Plasma proteomics enhances heart failure risk prediction among individuals with type 2 diabetes: a prospective cohort study
The American Journal of Clinical Nutrition, 2026
Yu H., Zhang J., Qian F., Liu J., Zhu K., Qiu Z., Li R., Li R., Li L., Wang Y., Guo T., Xu K., Wu P., Geng T., Li D., Yang K., Yu X., Liao Y., Pan A., Liu G.

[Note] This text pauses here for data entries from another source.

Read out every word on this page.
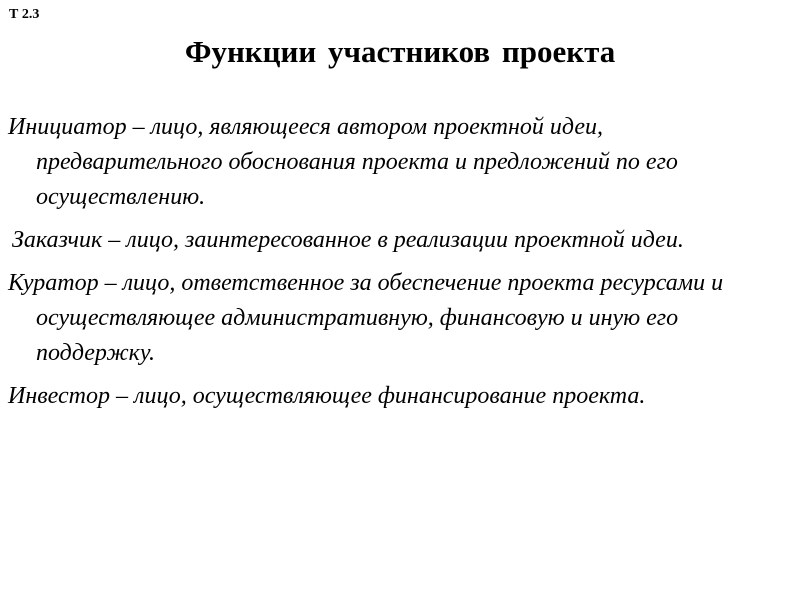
Т 2.3
Функции участников проекта

Инициатор – лицо, являющееся автором проектной идеи, предварительного обоснования проекта и предложений по его осуществлению.

Заказчик – лицо, заинтересованное в реализации проектной идеи.

Куратор – лицо, ответственное за обеспечение проекта ресурсами и осуществляющее административную, финансовую и иную его поддержку.

Инвестор – лицо, осуществляющее финансирование проекта.
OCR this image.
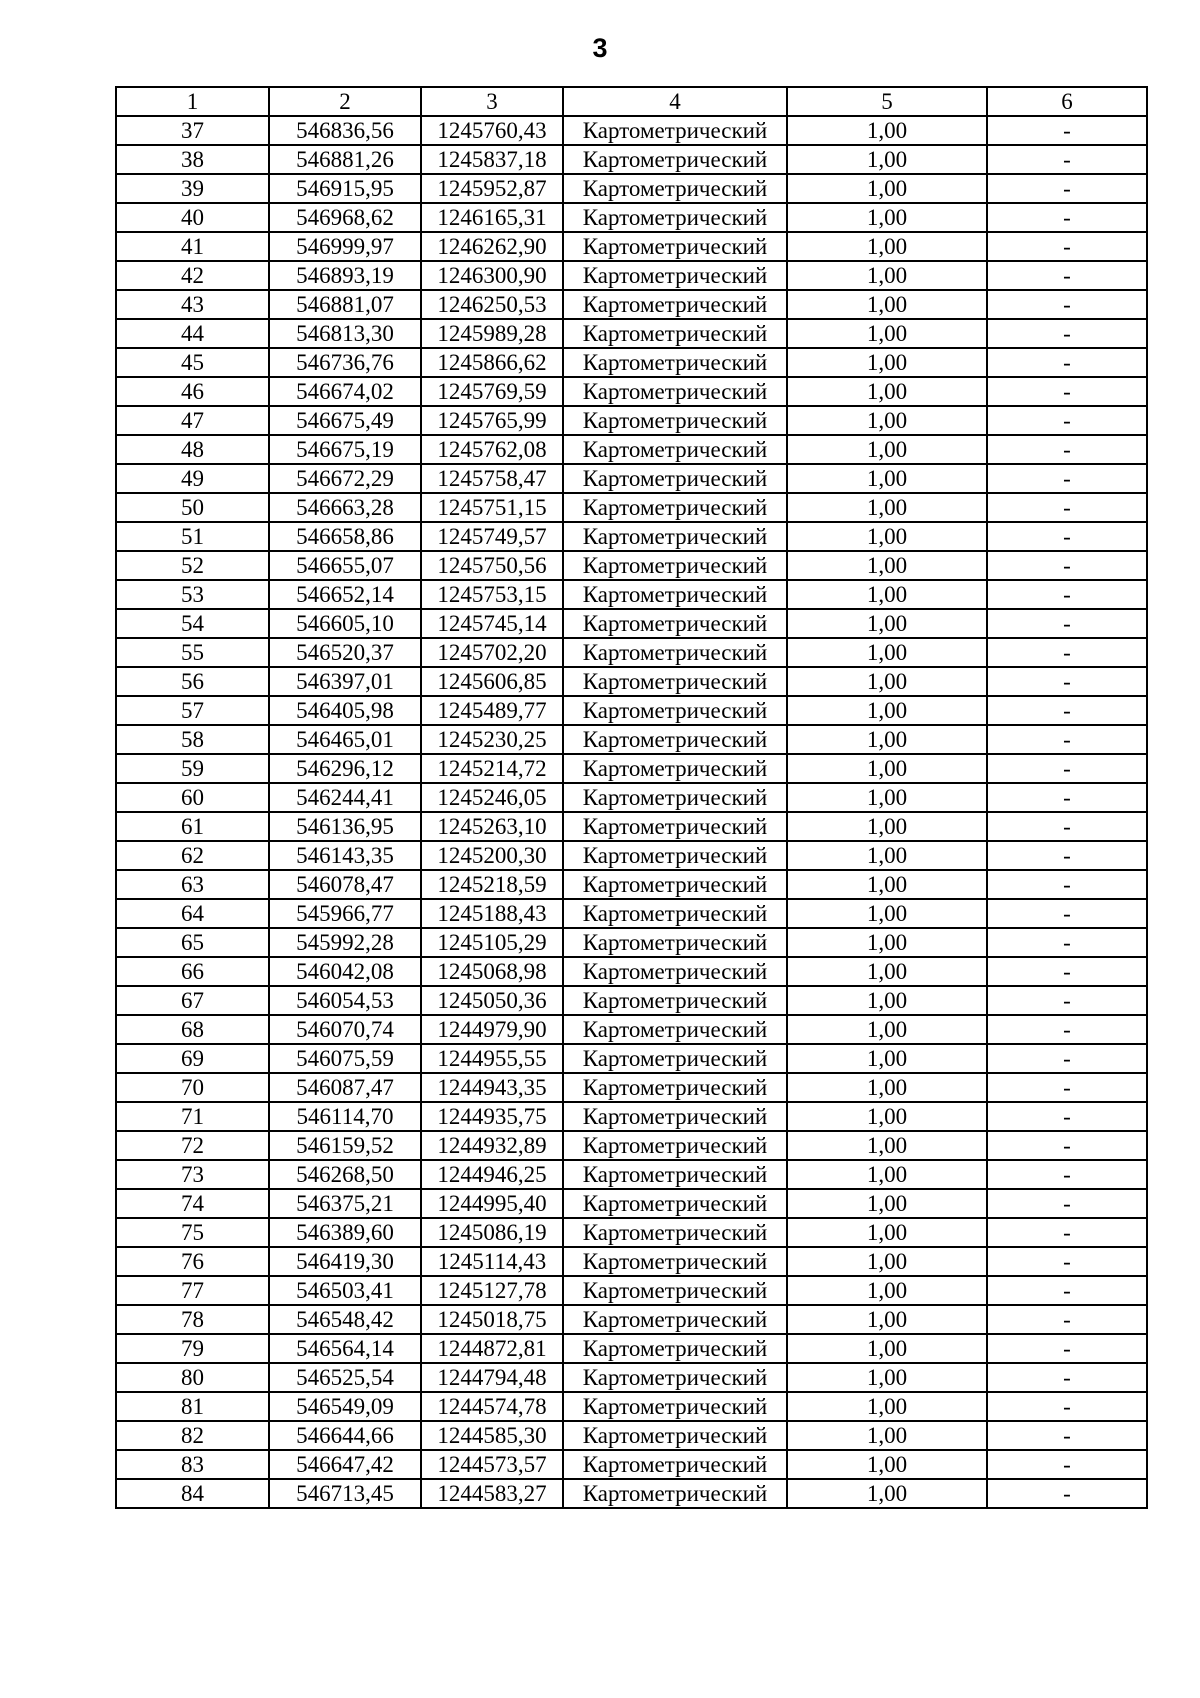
3
1	2	3	4	5	6
37	546836,56	1245760,43	Картометрический	1,00	-
38	546881,26	1245837,18	Картометрический	1,00	-
39	546915,95	1245952,87	Картометрический	1,00	-
40	546968,62	1246165,31	Картометрический	1,00	-
41	546999,97	1246262,90	Картометрический	1,00	-
42	546893,19	1246300,90	Картометрический	1,00	-
43	546881,07	1246250,53	Картометрический	1,00	-
44	546813,30	1245989,28	Картометрический	1,00	-
45	546736,76	1245866,62	Картометрический	1,00	-
46	546674,02	1245769,59	Картометрический	1,00	-
47	546675,49	1245765,99	Картометрический	1,00	-
48	546675,19	1245762,08	Картометрический	1,00	-
49	546672,29	1245758,47	Картометрический	1,00	-
50	546663,28	1245751,15	Картометрический	1,00	-
51	546658,86	1245749,57	Картометрический	1,00	-
52	546655,07	1245750,56	Картометрический	1,00	-
53	546652,14	1245753,15	Картометрический	1,00	-
54	546605,10	1245745,14	Картометрический	1,00	-
55	546520,37	1245702,20	Картометрический	1,00	-
56	546397,01	1245606,85	Картометрический	1,00	-
57	546405,98	1245489,77	Картометрический	1,00	-
58	546465,01	1245230,25	Картометрический	1,00	-
59	546296,12	1245214,72	Картометрический	1,00	-
60	546244,41	1245246,05	Картометрический	1,00	-
61	546136,95	1245263,10	Картометрический	1,00	-
62	546143,35	1245200,30	Картометрический	1,00	-
63	546078,47	1245218,59	Картометрический	1,00	-
64	545966,77	1245188,43	Картометрический	1,00	-
65	545992,28	1245105,29	Картометрический	1,00	-
66	546042,08	1245068,98	Картометрический	1,00	-
67	546054,53	1245050,36	Картометрический	1,00	-
68	546070,74	1244979,90	Картометрический	1,00	-
69	546075,59	1244955,55	Картометрический	1,00	-
70	546087,47	1244943,35	Картометрический	1,00	-
71	546114,70	1244935,75	Картометрический	1,00	-
72	546159,52	1244932,89	Картометрический	1,00	-
73	546268,50	1244946,25	Картометрический	1,00	-
74	546375,21	1244995,40	Картометрический	1,00	-
75	546389,60	1245086,19	Картометрический	1,00	-
76	546419,30	1245114,43	Картометрический	1,00	-
77	546503,41	1245127,78	Картометрический	1,00	-
78	546548,42	1245018,75	Картометрический	1,00	-
79	546564,14	1244872,81	Картометрический	1,00	-
80	546525,54	1244794,48	Картометрический	1,00	-
81	546549,09	1244574,78	Картометрический	1,00	-
82	546644,66	1244585,30	Картометрический	1,00	-
83	546647,42	1244573,57	Картометрический	1,00	-
84	546713,45	1244583,27	Картометрический	1,00	-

| Disease area | Application area | Sample type | Products |
|---|---|---|---|
Metabolic Diseases CVD | Patient Stratification | Plasma |  Olink Explore 3072/384 |
Abstract
Background
Heart failure (HF) is a severe complication of type 2 diabetes (T2D), yet the association between plasma proteins and HF in individuals with T2D remains underexplored.
Objectives
This study aimed to investigate the association between plasma proteomic profiles and HF, and further evaluate whether proteomic data could enhance HF prediction beyond clinical variables, polygenic risk, and N-terminal prohormone of brain natriuretic peptide (NT-proBNP).
Methods
This cohort study included 2198 participants with T2D from the United Kingdom Biobank. Cox proportional hazards models were employed to examine associations between 2920 plasma proteins and incident HF. Clinical and protein predictors were selected using the least absolute shrinkage and selection operator method based on 10-fold cross-validation. The predictive performance of models was evaluated using Harrell’s C-index, calibration slope, net reclassification improvement, integrated discrimination improvement, decision curve analysis, and calibration plots.
Results
During a median follow-up of 13.1 y, 298 individuals developed incident HF. A total of 455 proteins (447 positively and 8 inversely) were associated with HF, primarily involved in cell adhesion, extracellular space, signaling receptor activity, and cytokine–cytokine receptor interaction pathways. The top protein associated with increased risk of HF was whey acidic protein (WAP) 4-disulfide core domain protein 2, with a per-SD increment hazard ratio (HR) of 1.90 [95% confidence interval (CI): 1.65, 2.19)]. Conversely, the top protein inversely associated with HF risk was apolipoprotein C-I, with a per-SD increment HR of 0.75 (95% CI: 0.66, 0.85). Seventeen proteins were subsequently selected as proteomic predictors, and the resulting 17-protein risk score improved HF prediction beyond clinical variables, polygenic risk, and NT-proBNP, yielding a maximum C-index of 0.833 with an increment of 0.091.
Conclusions
This study identified proteomic biomarkers for HF, highlighted potential pathways that inform biological mechanisms, and demonstrated that proteomic data enhanced HF risk prediction in individuals with T2D.